We rewrote that intro:
An American military policeman braved a hail of bullets to pull a wounded refugee over the Berlin Wall yesterday.
The intro now distils the essence of the news. It is a simple direct sentence not overloaded with detail. But it has not indicated all the most important news points in a long and detailed story. This now has to be done in other sentences and paragraphs which together make a news lead. Each succeeding sentence should be as simple and direct as the intro. It should give a news point and, if possible, add detail the generalised intro has omitted.
The refugee was hit five times – but he will live. The soldier, 22-year-old Hans Puhl, threw a tear-gas grenade to make East German guards release the refugee. Then amid fire from the East and counter-fire from the West, he climbed on the Wall to drop a rope to the wounded man, Michel Meyer, aged 21.

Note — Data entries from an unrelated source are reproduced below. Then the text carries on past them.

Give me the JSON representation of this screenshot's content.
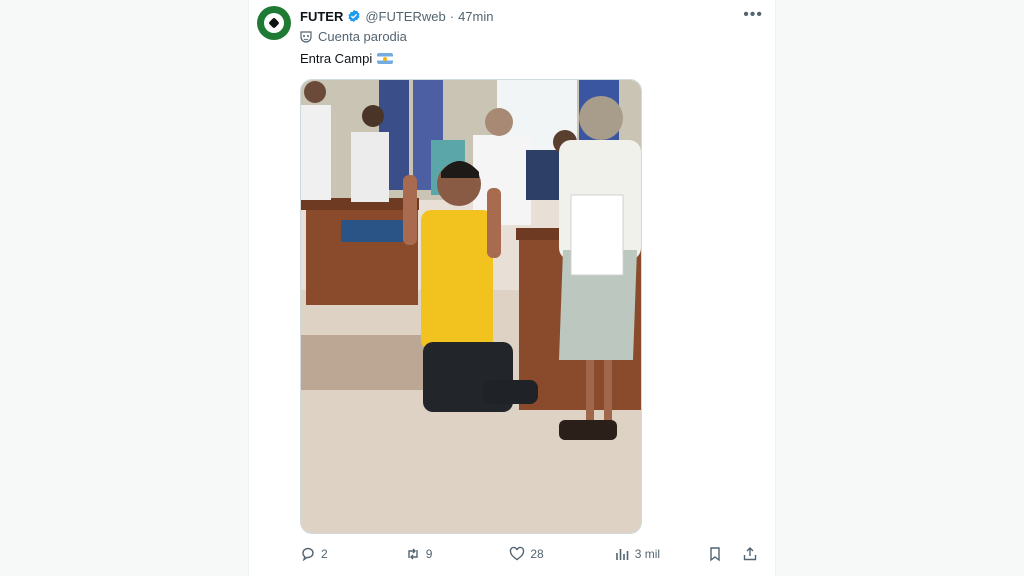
{
  "tweet": {
    "display_name": "FUTER",
    "handle": "@FUTERweb",
    "separator": "·",
    "time": "47min",
    "parody_label": "Cuenta parodia",
    "text": "Entra Campi",
    "text_emoji": "argentina-flag",
    "more_icon": "more-icon",
    "media_description": "photo"
  },
  "actions": {
    "replies": "2",
    "reposts": "9",
    "likes": "28",
    "views": "3 mil"
  },
  "colors": {
    "verified": "#1d9bf0",
    "muted_text": "#536471",
    "avatar_bg": "#1f7a34"
  }
}
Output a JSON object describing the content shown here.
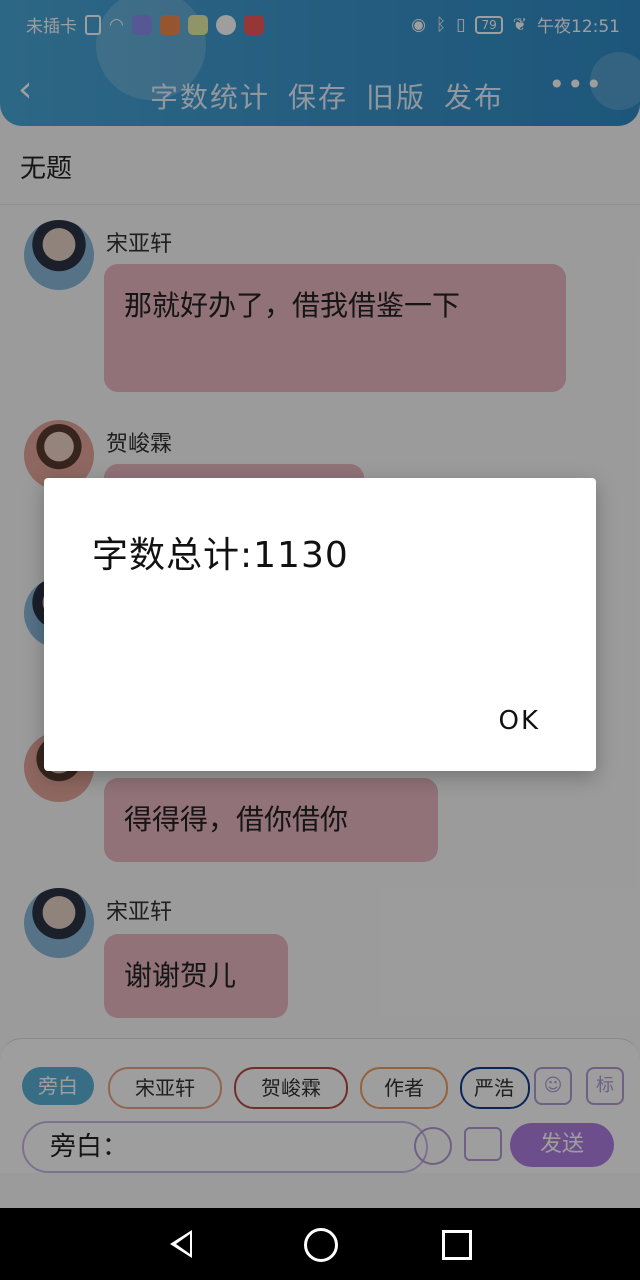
{
  "status_bar": {
    "carrier": "未插卡",
    "battery": "79",
    "time": "午夜12:51"
  },
  "header": {
    "actions": [
      "字数统计",
      "保存",
      "旧版",
      "发布"
    ],
    "more": "•••"
  },
  "topic": "无题",
  "messages": [
    {
      "speaker": "宋亚轩",
      "text": "那就好办了，借我借鉴一下"
    },
    {
      "speaker": "贺峻霖",
      "text": ""
    },
    {
      "speaker": "",
      "text": ""
    },
    {
      "speaker": "",
      "text": "得得得，借你借你"
    },
    {
      "speaker": "宋亚轩",
      "text": "谢谢贺儿"
    }
  ],
  "composer": {
    "chips": [
      "旁白",
      "宋亚轩",
      "贺峻霖",
      "作者",
      "严浩"
    ],
    "input_value": "旁白：",
    "send": "发送",
    "mark_icon_label": "标"
  },
  "dialog": {
    "message": "字数总计:1130",
    "ok": "OK"
  },
  "colors": {
    "header": "#3d98cf",
    "bubble": "#e9b8c2",
    "send": "#b07fe3"
  }
}
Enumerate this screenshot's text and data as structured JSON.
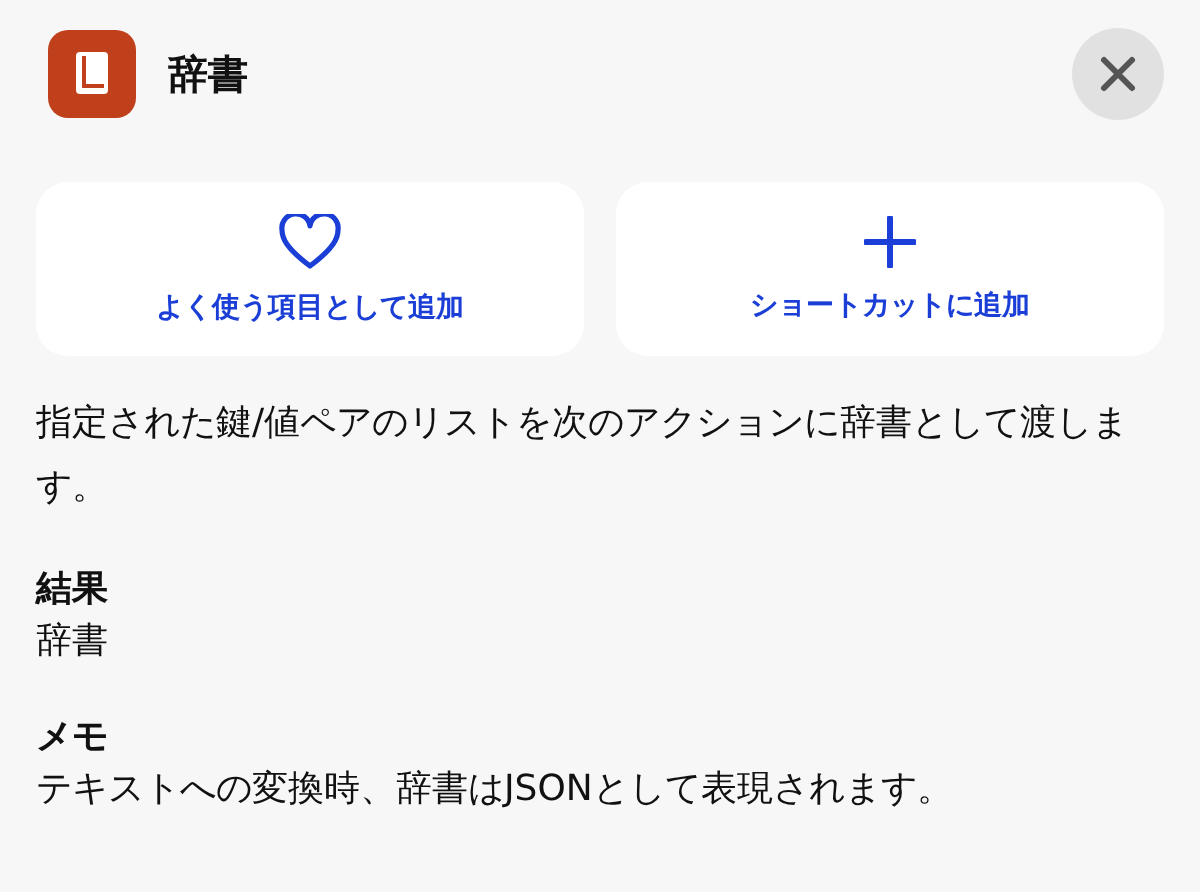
{
  "header": {
    "title": "辞書"
  },
  "actions": [
    {
      "kind": "favorite",
      "label": "よく使う項目として追加"
    },
    {
      "kind": "shortcut",
      "label": "ショートカットに追加"
    }
  ],
  "description": "指定された鍵/値ペアのリストを次のアクションに辞書として渡します。",
  "sections": [
    {
      "heading": "結果",
      "body": "辞書"
    },
    {
      "heading": "メモ",
      "body": "テキストへの変換時、辞書はJSONとして表現されます。"
    }
  ]
}
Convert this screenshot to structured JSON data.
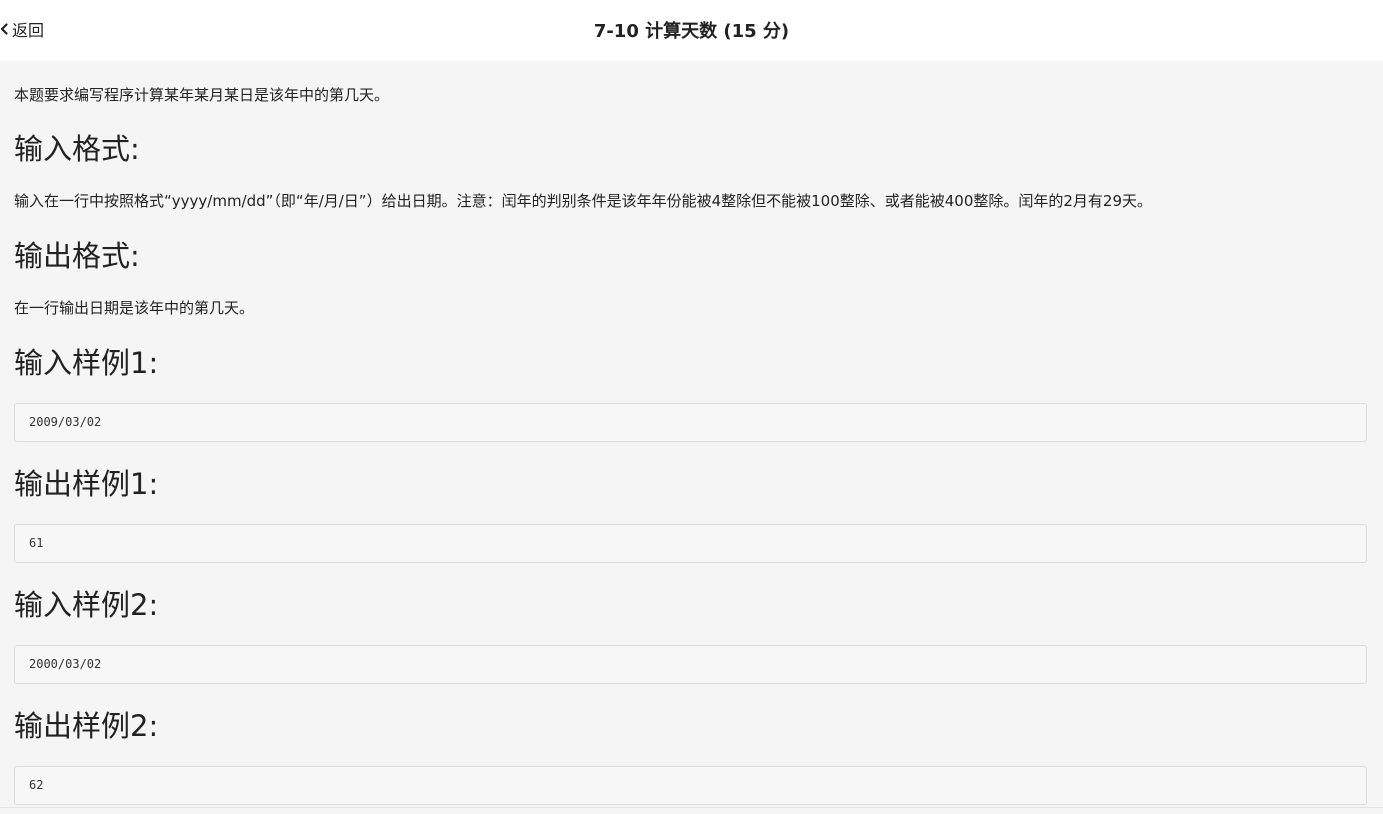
{
  "header": {
    "back_label": "返回",
    "title": "7-10 计算天数 (15 分)"
  },
  "problem": {
    "description": "本题要求编写程序计算某年某月某日是该年中的第几天。",
    "input_format_heading": "输入格式:",
    "input_format_text": "输入在一行中按照格式“yyyy/mm/dd”（即“年/月/日”）给出日期。注意：闰年的判别条件是该年年份能被4整除但不能被100整除、或者能被400整除。闰年的2月有29天。",
    "output_format_heading": "输出格式:",
    "output_format_text": "在一行输出日期是该年中的第几天。",
    "samples": [
      {
        "heading": "输入样例1:",
        "value": "2009/03/02"
      },
      {
        "heading": "输出样例1:",
        "value": "61"
      },
      {
        "heading": "输入样例2:",
        "value": "2000/03/02"
      },
      {
        "heading": "输出样例2:",
        "value": "62"
      }
    ]
  }
}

The most dramatic items of the news story have now been presented in a succinct news lead. Some of the identifying details (such as names) excluded from the intro have been added – but without delaying the development of the key points. The news lead has concentrated on results. It has omitted both other detail and explanation. The story now has to explain how the refugee, Meyer, got into his predicament; how the soldier, Puhl, climbed on the high wall, how he came to be on the scene at all, how the firing started. How should we do all this? In action stories, as I have said, chronology is the master. Once the most dramatic items have been presented – and only then – we go back to the beginnings and build a sequential narrative. In doing this, we check
that every point in the news lead is substantiated – for instance that there was a ‘hail’ of bullets and not merely a couple of shots. The logical narrative is simple enough. The skill is in the way we amplify what we have already told the reader and knit together the two sides of the story.
The paragraph after the news lead should read something like this:
Meyer had swum the River Spree to reach the Wall at dawn. East Border guards opened fire and he was hit five times in the arm and legs. Hans Puhl, born in Bremerhaven but taken to the US when he was 14, was on duty at the Checkpoint Charlie crossing point when he heard the shooting about 100 yards away.